Virei modelo e passei a inspirar outras pessoas Foi por causa das minhas postagens nas redes sociais que alguns fotógrafos me descobriram e começaram pedir para me fotografar. Mesmo tímido, me sentindo completamente cru diante das câmeras, acabei me redescobrindo e percebi que eu era feliz mostrando quem eu realmente sou. E a partir disso, as coisas acabaram acontecendo e atualmente tenho esta profissão como trabalho.

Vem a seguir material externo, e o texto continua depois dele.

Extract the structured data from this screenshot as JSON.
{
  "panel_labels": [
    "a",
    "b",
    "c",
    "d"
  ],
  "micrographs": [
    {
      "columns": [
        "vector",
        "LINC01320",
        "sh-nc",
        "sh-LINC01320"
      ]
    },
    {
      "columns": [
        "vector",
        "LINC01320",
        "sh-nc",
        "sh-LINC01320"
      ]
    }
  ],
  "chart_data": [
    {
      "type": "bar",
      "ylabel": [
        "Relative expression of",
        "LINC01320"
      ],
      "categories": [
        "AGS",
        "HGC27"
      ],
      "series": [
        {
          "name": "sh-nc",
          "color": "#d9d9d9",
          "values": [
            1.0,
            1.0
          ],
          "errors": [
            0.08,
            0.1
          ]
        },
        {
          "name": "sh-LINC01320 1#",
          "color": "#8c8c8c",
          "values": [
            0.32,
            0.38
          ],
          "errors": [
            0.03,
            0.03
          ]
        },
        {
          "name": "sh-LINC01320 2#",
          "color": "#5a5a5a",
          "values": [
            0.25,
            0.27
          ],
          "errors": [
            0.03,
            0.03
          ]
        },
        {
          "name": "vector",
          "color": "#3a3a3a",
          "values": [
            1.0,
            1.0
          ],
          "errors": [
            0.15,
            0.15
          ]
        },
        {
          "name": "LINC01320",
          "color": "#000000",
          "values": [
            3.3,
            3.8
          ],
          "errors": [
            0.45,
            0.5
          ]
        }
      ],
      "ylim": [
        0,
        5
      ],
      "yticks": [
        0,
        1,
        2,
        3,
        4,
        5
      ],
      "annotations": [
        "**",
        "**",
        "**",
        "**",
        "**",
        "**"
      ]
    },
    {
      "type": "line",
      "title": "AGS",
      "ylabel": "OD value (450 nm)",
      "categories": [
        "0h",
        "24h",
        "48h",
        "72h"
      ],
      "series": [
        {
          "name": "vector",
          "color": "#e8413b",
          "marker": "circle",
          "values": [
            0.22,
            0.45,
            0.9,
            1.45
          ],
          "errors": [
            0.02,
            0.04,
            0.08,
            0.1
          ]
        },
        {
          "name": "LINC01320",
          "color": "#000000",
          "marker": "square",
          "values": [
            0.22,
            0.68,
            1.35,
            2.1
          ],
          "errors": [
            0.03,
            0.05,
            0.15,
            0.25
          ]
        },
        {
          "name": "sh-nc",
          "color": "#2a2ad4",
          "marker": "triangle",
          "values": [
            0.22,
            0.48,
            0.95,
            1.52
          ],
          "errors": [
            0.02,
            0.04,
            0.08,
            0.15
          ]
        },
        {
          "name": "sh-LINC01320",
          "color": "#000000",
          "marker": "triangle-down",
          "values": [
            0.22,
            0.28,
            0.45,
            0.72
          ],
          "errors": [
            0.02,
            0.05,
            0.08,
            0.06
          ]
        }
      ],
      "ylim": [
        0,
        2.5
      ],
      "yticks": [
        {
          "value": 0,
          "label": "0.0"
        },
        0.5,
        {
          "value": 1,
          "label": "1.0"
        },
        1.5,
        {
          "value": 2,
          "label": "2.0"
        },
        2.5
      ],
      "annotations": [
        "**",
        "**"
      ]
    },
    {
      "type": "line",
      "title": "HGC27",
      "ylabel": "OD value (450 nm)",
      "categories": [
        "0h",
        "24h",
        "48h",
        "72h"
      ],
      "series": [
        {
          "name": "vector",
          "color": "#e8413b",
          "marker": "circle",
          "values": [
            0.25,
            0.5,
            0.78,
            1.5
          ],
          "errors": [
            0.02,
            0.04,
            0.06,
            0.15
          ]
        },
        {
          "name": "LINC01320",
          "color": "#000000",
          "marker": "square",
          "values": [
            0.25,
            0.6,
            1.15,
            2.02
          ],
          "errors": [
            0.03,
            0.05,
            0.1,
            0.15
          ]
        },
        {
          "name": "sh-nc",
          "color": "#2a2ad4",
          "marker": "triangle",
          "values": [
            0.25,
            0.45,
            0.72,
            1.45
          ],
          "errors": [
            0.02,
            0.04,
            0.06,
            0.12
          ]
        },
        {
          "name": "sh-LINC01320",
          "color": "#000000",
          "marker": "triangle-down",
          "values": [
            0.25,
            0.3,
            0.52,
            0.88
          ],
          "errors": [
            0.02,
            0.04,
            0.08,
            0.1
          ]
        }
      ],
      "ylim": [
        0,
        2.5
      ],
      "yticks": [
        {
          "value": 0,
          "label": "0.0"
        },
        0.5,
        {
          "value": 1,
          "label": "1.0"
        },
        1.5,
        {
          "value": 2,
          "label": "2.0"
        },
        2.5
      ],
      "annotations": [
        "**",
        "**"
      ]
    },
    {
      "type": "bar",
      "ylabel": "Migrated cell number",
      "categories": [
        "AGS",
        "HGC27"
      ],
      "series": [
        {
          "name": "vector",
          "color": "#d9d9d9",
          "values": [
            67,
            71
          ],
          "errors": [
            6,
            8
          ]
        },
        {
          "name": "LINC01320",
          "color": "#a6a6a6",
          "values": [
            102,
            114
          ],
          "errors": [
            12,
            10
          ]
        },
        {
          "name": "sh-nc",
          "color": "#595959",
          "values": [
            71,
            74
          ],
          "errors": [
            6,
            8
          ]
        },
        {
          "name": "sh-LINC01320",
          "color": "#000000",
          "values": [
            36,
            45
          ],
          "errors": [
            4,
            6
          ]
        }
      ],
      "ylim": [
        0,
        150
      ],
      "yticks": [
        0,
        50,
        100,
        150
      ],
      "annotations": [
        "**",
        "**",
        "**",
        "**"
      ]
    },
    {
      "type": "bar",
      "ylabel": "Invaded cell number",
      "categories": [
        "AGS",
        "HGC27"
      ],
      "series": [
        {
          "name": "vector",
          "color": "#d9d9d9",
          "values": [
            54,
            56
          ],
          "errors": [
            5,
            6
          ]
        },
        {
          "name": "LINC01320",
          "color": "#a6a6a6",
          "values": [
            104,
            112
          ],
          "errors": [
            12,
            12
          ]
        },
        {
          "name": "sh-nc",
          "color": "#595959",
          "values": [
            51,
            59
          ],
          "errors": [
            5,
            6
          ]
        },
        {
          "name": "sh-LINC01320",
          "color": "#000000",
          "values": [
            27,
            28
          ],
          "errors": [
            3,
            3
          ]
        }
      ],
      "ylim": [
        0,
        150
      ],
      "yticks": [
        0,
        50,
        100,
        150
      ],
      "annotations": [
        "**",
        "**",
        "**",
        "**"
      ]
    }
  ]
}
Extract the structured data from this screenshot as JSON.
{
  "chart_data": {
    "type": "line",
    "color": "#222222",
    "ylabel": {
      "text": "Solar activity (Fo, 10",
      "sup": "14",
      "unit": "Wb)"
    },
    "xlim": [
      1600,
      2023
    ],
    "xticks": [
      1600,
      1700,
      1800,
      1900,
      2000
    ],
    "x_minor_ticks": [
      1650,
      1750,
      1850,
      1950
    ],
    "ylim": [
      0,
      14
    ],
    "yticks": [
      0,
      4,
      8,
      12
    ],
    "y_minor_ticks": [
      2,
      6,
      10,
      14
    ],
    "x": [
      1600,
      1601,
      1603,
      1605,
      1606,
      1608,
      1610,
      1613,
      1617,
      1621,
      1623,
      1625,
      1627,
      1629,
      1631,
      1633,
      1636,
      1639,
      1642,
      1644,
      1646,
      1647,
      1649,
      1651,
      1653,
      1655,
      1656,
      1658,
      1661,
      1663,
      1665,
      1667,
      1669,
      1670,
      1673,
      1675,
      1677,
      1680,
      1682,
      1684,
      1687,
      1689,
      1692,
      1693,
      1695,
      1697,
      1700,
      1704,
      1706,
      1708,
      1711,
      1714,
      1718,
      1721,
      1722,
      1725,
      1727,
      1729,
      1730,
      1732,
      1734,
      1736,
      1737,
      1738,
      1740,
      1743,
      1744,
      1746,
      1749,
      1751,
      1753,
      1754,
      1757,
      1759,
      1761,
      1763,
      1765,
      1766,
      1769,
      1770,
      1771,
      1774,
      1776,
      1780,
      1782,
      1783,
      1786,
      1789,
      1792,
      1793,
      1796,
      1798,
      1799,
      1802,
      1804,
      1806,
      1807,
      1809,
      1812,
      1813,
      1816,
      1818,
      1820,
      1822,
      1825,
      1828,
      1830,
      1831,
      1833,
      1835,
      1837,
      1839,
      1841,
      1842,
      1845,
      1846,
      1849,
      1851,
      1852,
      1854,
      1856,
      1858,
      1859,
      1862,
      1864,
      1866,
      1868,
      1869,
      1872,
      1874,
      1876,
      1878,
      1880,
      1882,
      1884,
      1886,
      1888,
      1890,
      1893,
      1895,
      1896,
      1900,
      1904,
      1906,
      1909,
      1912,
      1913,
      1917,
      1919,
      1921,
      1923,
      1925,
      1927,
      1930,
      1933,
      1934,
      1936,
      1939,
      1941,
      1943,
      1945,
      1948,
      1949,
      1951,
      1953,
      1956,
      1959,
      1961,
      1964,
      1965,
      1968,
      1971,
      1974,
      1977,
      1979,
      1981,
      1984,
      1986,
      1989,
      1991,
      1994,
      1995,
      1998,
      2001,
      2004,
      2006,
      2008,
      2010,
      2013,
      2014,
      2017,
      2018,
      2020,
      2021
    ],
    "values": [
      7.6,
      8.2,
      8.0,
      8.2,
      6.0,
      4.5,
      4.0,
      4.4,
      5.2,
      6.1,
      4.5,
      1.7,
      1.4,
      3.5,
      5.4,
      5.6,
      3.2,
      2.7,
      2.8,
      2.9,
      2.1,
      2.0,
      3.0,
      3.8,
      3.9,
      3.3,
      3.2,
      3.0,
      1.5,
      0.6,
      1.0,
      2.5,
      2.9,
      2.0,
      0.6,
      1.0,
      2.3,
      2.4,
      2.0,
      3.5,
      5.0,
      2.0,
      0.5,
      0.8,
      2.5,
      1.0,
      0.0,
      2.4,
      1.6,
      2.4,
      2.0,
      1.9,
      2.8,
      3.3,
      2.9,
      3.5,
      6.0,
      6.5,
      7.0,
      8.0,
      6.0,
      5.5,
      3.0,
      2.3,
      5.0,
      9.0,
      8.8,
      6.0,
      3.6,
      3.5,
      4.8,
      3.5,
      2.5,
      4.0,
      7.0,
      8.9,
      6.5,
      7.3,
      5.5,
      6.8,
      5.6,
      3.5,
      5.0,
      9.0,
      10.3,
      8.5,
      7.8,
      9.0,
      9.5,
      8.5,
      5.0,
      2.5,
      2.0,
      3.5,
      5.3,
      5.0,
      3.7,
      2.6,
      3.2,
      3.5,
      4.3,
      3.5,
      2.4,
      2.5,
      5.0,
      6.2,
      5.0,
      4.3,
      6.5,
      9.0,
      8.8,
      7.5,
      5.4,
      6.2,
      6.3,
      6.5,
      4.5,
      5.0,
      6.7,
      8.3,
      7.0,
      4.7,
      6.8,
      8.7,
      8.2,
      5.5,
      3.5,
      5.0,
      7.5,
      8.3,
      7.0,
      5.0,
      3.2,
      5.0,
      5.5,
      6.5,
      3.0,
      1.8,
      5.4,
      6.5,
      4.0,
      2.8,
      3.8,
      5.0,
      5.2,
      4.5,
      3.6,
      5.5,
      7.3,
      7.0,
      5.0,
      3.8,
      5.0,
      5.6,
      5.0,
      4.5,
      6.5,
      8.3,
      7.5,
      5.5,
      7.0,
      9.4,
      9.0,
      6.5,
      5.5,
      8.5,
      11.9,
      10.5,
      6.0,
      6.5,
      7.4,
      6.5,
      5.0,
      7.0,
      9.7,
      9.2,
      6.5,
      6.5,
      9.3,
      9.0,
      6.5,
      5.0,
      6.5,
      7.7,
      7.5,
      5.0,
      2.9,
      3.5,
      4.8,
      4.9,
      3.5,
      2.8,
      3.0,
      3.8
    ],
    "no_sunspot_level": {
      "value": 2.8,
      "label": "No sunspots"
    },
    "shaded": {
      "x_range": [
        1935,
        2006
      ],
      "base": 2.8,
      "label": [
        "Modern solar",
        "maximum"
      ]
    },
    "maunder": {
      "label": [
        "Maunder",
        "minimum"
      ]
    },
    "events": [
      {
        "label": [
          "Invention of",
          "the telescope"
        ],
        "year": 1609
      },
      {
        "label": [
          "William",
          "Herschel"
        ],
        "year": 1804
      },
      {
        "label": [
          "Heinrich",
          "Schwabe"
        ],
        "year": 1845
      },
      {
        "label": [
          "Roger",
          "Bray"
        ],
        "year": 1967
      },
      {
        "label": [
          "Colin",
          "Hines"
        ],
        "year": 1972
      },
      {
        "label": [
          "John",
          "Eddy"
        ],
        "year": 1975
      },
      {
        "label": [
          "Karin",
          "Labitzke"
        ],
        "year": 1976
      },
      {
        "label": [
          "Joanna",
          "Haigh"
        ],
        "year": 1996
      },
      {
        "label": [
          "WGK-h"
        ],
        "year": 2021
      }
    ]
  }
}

Eu já ouvi muitas coisas legais tanto dentro da comunidade da Rocinha, como fora dela também. Já ouvi de jovens que, ao verem a minha história, se inspiraram e hoje sentem orgulho de terem vitiligo, pois começaram a se amar quando viram que eu também me amava. Por isso acho tão importante a representatividade no mundo da moda. E sim, isso muda o mundo. Se eu puder inspirar uma pequena parcela de pessoas com minha história de vida, então a minha vida vai ter valido a pena também. E isso não tem preço. Se amem, se cuidem e sejam a melhor versão de vocês mesmos.